La répartition des votes démontre la coalition entre le Parti socialiste, la droite et l’extrême-droite. Le Front National fait campagne sur la sortie de l’Europe et vote tous les textes ultralibéraux qui vont à l’encontre des intérêts nationaux. Le Front national dénonce un système dont il fait partie. Aux prochaines élections présidentielles, les médias et le gouvernement mettent en marche la programmation d’une confrontation entre les socialistes, les Républicains de droite et les frontistes d’extrême-droite pour rejouer la partition du « vote républicain ». Le Front national joue sur les peurs et le nationalisme en se servant d’un pseudo-euroscepticisme illustré par la participation de l’extrême-droite aux mesures antisociales et ultralibérales que les instances européennes proposent.

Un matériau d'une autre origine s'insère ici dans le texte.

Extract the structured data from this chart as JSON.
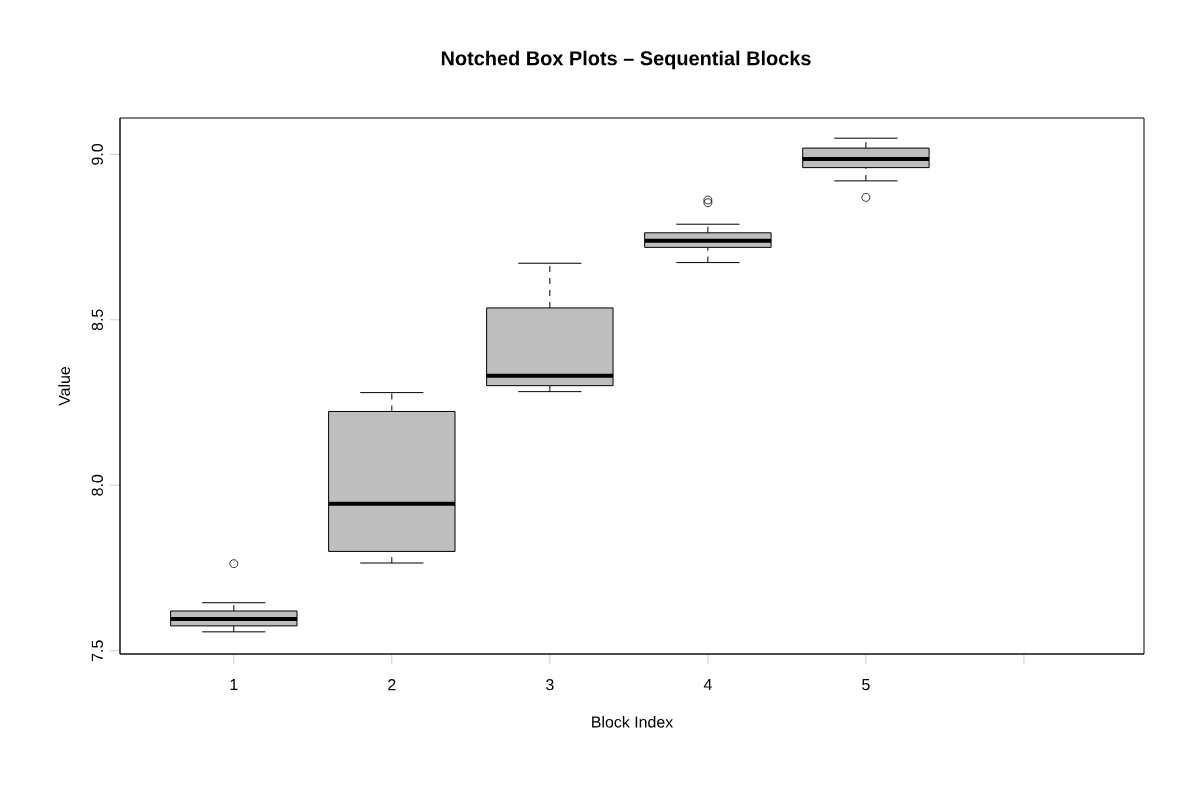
{
  "chart_data": {
    "type": "box",
    "title": "Notched Box Plots – Sequential Blocks",
    "xlabel": "Block Index",
    "ylabel": "Value",
    "categories": [
      "1",
      "2",
      "3",
      "4",
      "5",
      null
    ],
    "boxes": [
      {
        "low": 7.557,
        "q1": 7.575,
        "median": 7.596,
        "q3": 7.62,
        "high": 7.645,
        "outliers": [
          7.763
        ]
      },
      {
        "low": 7.765,
        "q1": 7.8,
        "median": 7.944,
        "q3": 8.223,
        "high": 8.28
      },
      {
        "low": 8.283,
        "q1": 8.301,
        "median": 8.331,
        "q3": 8.536,
        "high": 8.671
      },
      {
        "low": 8.673,
        "q1": 8.719,
        "median": 8.739,
        "q3": 8.763,
        "high": 8.789,
        "outliers": [
          8.854,
          8.862
        ]
      },
      {
        "low": 8.92,
        "q1": 8.96,
        "median": 8.986,
        "q3": 9.019,
        "high": 9.049,
        "outliers": [
          8.87
        ]
      },
      null
    ],
    "color": "#bebebe",
    "ylim": [
      7.49,
      9.11
    ],
    "yticks": [
      {
        "value": 7.5,
        "label": "7.5"
      },
      {
        "value": 8.0,
        "label": "8.0"
      },
      {
        "value": 8.5,
        "label": "8.5"
      },
      {
        "value": 9.0,
        "label": "9.0"
      }
    ],
    "grid": false
  }
}
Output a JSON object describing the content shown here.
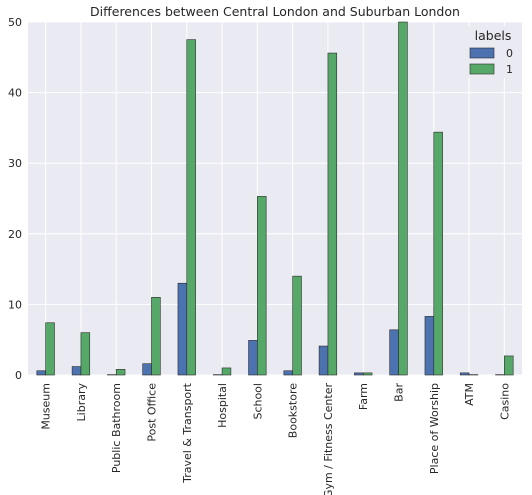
{
  "chart_data": {
    "type": "bar",
    "title": "Differences between Central London and Suburban London",
    "xlabel": "",
    "ylabel": "",
    "categories": [
      "Museum",
      "Library",
      "Public Bathroom",
      "Post Office",
      "Travel & Transport",
      "Hospital",
      "School",
      "Bookstore",
      "Gym / Fitness Center",
      "Farm",
      "Bar",
      "Place of Worship",
      "ATM",
      "Casino"
    ],
    "series": [
      {
        "name": "0",
        "color": "#4c72b0",
        "values": [
          0.6,
          1.2,
          0.05,
          1.6,
          13.0,
          0.05,
          4.9,
          0.6,
          4.1,
          0.3,
          6.4,
          8.3,
          0.3,
          0.05
        ]
      },
      {
        "name": "1",
        "color": "#55a868",
        "values": [
          7.4,
          6.0,
          0.8,
          11.0,
          47.5,
          1.0,
          25.3,
          14.0,
          45.6,
          0.3,
          50.0,
          34.4,
          0.05,
          2.7
        ]
      }
    ],
    "ylim": [
      0,
      50
    ],
    "yticks": [
      0,
      10,
      20,
      30,
      40,
      50
    ],
    "grid": true,
    "background": "#eaeaf2",
    "legend": {
      "title": "labels",
      "placement": "top-right"
    }
  }
}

Le dernier vote du FN en faveur de la directive « secret des affaires » serait-il dicté par l’affaire Panama papers dans laquelle des personnalités du FN apparaissent comme, en premier lieu, Jean-Marie Le Pen ? L’enquête conduite par Le Monde en partenariat avec le Consortium international de journalistes d’investigation (ICIJ) a permis de mettre au jour un système de dissimulation d’avoirs financiers, organisé dans des centres offshore d’Asie et des Caraïbes par le premier cercle de fidèles de la présidente du Front national (FN), au premier rang desquels l’homme d’affaires Frédéric Chatillon et l’expert-comptable Nicolas Crochet. Tous les deux sont aujourd’hui mis en examen dans le cadre de l’enquête sur le micro-parti de Marine Le Pen et le financement des campagnes présidentielle et législatives de 2012.
Secret des affaires et répression sociale !
D’autres personnalités de la classe politique dominante sont-elles impliquées dans le plus gros scandale de fraude fiscale et d’évasion de capitaux ? Comment faut-il interpréter la nomination du Président de la commission européenne, avec le vote de la France, en la personne controversée d’un Jean-Claude Juncker, ancien ministre des finances et premier ministre du Luxembourg, paradis fiscal des grandes entreprises ?
La France et l’Europe ont besoin d’un réveil démocratique. Les politiques menées ne font que renforcer l’euroscepticisme et l’ultranationalisme. L’Europe de la Finance et du lobbying pousse les électeurs à l’extrême-droite qui instrumentalise les problèmes sociaux tout en participant au système qui a installé une classe politique dominante en quête de stratégie électorale pour maintenir l’ordre libéral qui ne donne la liberté qu’aux riches, aux patrons et aux tourisme financier dans les paradis fiscaux. La contrepartie de cette liberté économique et du secret des affaires est toujours antisociale et privative de libertés individuelles, en premier lieu celle de l’information. La privation d’informer précède en général la répression et l’installation d’un ordre autoritaire. Le mouvement « Nuits debout » inquiète. La répression policière a précédé l’entrée en lice de casseurs. Il sera sans doute bientôt interdit si les coups qui lui sont portés et les vacances n’en viennent pas à bout. Lorsqu’il a parlé de l’opposition de gauche lors du lamentable « dialogue citoyen » organisé par David Pujadas et Michel Field, François Hollande a utilisé le terme « la rue ». En un mot qui sous-entend le désordre, il a montré son mépris pour cette contestation qu’il considère comme adolescente, donc immature. Il avait fait de la jeunesse sa priorité. Il lui envoie les CRS et les gardes mobiles.
D’un côté la répression sociale s’installe. En marge, la déréglementation s’accélère et l’omerta est offerte au monde de la Finance. La liste des eurodéputés qui ont voté la directive « secret des affaires » a été publiée. Il faudra faire de même avec le vote de la loi El Khomri. Chaque parti politique et chaque élu seront responsables de leurs votes devant leurs électeurs lors des futures élections. Il faudra non pas les juger sur leurs belles paroles mais sur leurs actes.